Inaugurée à titre expérimental dans certains tribunaux seulement jusqu’en 2014, cette réforme place, aux cotés des trois juges professionnels du tribunal correctionnel, deux citoyens assesseurs qui participeront à la décision sur la qualification des faits (infraction pénale correspondant aux faits jugés), la culpabilité et la peine à infliger. Les juges professionnels jugeront seuls les questions plus techniques, dont les nullités de procédure, et continueront également de siéger seuls pour tous les autres délits que ceux visés précédemment.

Les citoyens assesseurs recevront une formation d’une journée et seront épaulés, au fur et à mesure de la procédure, par le président du tribunal correctionnel ou un juge professionnel.

Une avancée de la justice participative chronophage

Du côté des bienfaits de cette réforme, on relèvera que la participation de citoyens assesseurs au jugement de certains délits introduira peut-être plus de bon sens commun dans les affaires : le langage des "gens de justice" et les habitudes que nous prenons ensemble (juges, procureurs, greffiers, huissiers, avocats…) donnent parfois aux audiences un parfum d’ésotérisme dans lequel les justiciables ne se reconnaissent pas toujours. Pourvu que les citoyens assesseurs soient perçus comme participant véritablement au jugement, en posant des questions et prenant des notes par exemple, il est permis d’espérer qu’un rapprochement se fera.

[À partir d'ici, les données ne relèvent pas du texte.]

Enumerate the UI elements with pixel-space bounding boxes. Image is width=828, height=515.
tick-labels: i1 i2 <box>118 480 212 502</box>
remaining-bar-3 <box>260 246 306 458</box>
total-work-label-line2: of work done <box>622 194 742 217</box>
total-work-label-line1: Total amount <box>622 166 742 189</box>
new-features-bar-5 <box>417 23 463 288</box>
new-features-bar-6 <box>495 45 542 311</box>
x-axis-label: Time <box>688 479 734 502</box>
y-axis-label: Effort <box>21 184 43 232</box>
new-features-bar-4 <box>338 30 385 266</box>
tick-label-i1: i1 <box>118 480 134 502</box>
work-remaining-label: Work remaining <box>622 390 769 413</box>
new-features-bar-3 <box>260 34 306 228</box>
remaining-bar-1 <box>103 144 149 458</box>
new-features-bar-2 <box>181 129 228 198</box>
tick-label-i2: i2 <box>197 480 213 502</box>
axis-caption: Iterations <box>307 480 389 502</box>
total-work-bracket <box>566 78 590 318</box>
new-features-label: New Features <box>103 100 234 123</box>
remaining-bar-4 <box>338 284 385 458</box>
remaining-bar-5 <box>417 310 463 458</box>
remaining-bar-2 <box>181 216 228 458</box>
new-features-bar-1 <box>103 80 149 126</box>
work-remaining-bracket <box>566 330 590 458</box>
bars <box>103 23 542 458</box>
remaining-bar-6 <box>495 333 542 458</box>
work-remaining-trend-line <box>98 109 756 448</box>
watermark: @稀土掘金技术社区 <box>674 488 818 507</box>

De surcroît, la procédure de jugement applicable devant le tribunal dans sa "formation citoyenne" - c’est son nom – obligera le président de l’audience à faire un rappel objectif des faits, à charge et à décharge, et à donner connaissance de certains éléments du dossier d’enquête. C’est dire que les débats gagneront probablement en exhaustivité, la modération du rythme de l’audience étant un gage nécessaire à la bonne compréhension des choses par ces citoyens assesseurs.

Malheureusement, chaque réforme charrie ses effets pervers. Alors que l’une des grandes priorités de notre justice devrait être de raccourcir les délais de procédure pénale et de désengorger des tribunaux surchargés et disposant de trop peu de personnel, cette nouvelle procédure va nécessairement ralentir le jugement des affaires soumises aux tribunaux correctionnels en formation citoyenne.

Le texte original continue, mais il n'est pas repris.